Court Opinion

ID: 7441747
Source: CourtListenerOpinion
Date Created: 2022-07-29 03:06:20.364505+00
Date Added: 2024-06-11T16:22:35.866644
License: Public Domain

WALDEN, Justice
(dissenting):
I simply cannot endorse the proposition that a trial court can temporarily postpone adjudication and sentence pending pre-sen-tence investigation and receipt by the defendant of medical care — have the defendant flee or by self-help defeat the court’s jurisdiction — enjoy his freedom from sentence while the statute (F.S.1969, § 775.14, F.S.A.) ran, and thereby defeat the administration of punishment. The majority construction, if I assay it correctly, has the effect of telling every defendant who awaits pre-sentence investigation that if he can only hide for five years the law will bar the court from ever imposing sentence. After all, a defendant must be present to be sentenced and it hardly comports with logic to say that the sentence here was withheld when defendant took himself out of the court’s reach and could not be made answerable to a bench warrant.

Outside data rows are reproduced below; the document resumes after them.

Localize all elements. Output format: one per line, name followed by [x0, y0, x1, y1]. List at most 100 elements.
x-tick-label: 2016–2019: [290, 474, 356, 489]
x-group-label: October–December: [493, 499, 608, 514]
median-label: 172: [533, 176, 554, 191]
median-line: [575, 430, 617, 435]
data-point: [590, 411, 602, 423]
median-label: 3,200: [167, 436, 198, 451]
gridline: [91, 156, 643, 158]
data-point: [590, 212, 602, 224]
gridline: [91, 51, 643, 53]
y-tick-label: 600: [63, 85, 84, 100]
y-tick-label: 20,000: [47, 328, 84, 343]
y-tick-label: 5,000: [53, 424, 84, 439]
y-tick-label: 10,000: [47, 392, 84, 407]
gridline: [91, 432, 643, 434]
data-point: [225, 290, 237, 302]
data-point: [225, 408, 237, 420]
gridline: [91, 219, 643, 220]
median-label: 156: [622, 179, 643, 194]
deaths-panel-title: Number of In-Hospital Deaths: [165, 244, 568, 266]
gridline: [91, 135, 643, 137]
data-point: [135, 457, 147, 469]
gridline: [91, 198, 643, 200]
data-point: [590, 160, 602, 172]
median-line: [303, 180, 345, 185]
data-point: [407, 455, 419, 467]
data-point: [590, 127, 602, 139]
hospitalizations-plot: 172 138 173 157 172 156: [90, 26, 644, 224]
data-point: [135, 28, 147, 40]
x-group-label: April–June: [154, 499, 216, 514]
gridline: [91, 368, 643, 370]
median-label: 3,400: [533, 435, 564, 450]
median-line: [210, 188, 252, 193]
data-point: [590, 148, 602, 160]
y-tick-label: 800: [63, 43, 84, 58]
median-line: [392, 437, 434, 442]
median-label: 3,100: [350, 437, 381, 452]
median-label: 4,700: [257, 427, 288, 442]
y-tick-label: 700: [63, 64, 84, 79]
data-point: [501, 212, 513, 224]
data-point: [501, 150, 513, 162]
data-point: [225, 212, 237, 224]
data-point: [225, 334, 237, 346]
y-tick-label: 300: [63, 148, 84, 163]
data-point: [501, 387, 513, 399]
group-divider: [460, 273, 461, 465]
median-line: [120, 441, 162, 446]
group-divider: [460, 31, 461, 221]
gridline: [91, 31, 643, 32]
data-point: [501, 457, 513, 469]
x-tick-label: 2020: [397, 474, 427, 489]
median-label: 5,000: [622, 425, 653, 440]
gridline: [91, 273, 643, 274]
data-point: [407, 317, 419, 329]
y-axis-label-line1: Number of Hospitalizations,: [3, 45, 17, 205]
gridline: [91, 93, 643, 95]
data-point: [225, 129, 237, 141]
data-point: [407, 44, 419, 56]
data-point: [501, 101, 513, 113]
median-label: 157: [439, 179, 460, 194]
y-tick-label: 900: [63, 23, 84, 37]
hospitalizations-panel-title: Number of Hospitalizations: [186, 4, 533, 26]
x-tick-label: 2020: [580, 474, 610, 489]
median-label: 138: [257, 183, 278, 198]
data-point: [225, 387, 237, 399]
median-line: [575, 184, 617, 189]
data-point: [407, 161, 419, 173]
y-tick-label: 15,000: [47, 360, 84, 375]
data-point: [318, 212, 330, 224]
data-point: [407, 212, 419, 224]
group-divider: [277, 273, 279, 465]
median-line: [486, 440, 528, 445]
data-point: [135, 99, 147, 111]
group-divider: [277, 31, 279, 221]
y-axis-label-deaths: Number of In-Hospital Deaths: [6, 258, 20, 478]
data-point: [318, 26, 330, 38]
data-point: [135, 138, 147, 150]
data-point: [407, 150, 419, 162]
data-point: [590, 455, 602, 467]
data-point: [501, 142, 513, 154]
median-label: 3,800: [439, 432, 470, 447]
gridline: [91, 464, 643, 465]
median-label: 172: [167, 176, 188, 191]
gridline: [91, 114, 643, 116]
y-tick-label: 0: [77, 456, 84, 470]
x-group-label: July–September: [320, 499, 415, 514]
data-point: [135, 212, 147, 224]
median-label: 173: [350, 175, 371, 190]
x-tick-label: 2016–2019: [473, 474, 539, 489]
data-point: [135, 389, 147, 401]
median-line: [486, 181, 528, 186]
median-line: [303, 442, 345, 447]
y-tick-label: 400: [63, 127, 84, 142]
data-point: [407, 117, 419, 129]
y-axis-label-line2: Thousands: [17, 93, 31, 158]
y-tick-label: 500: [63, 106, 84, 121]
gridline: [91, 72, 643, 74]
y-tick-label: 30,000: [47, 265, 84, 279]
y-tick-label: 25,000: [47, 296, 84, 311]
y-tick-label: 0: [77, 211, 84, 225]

A contrary and preferable result, in my judgment, could be obtained by
(1) Recognizing that defendant had not been yet “convicted” and hence the statute by its terms would not be applicable or operative ;
*458(2) Interpreting the statutory words “receiving a withheld sentence” as not being applicable when sentencing is postponed temporarily for reason certain such as pre-sentence investigation or hospitalization. This accords with the exception stated in State v. Bateh, Fla. 1959, 110 So.2d 7, wherein it is recorded:
“It is plain, then, from the language in Helton v. State, supra, that the power of trial judges to hold in abeyance the passage of sentences and to impose them any time in the future, regardless of probation, is disapproved. For procedural reasons such as the determination of ‘motions and other matters arising between verdict and judgment, [or for the purpose of] gaining information necessary to the imposition of a just sentence; or during the pendency of other charges, or for other good and valid reasons/ to quote from Bateh v. State, supra, the language copied in Helton v. State, supra, there may be justifiable delay, and when convicts are put on probation the sentences, of course, may be deferred conditioned on obedience to the terms of probation.” (Emphasis supplied.)
According to the instant facts, the delay in sentencing was certainly justified.
(3) Deciding, as a matter of intent— both legislative and judicial — that the wrong sought to be remedied by the statute and the cases interpreting same was in nowise involved in the instant case.
(4) The running of the five year statutory period should be tolled by the trial court’s action in issuing a bench warrant prior to its expiration. This manifestly exhibits an intention on the part of the trial court to terminate the “withheld” sentence — which act according to the terms of the statute would render same inapplicable because of the effort of the court to alter the “sentence”.
I feel from the foregoing there is a justifiable basis for interpreting the statute so as to allow an affirmance of the trial
court. Thus, as a matter of statutory interpretation — which interpretation is in harmony with the legislative intent and the authorities construing the statute — I would affirm.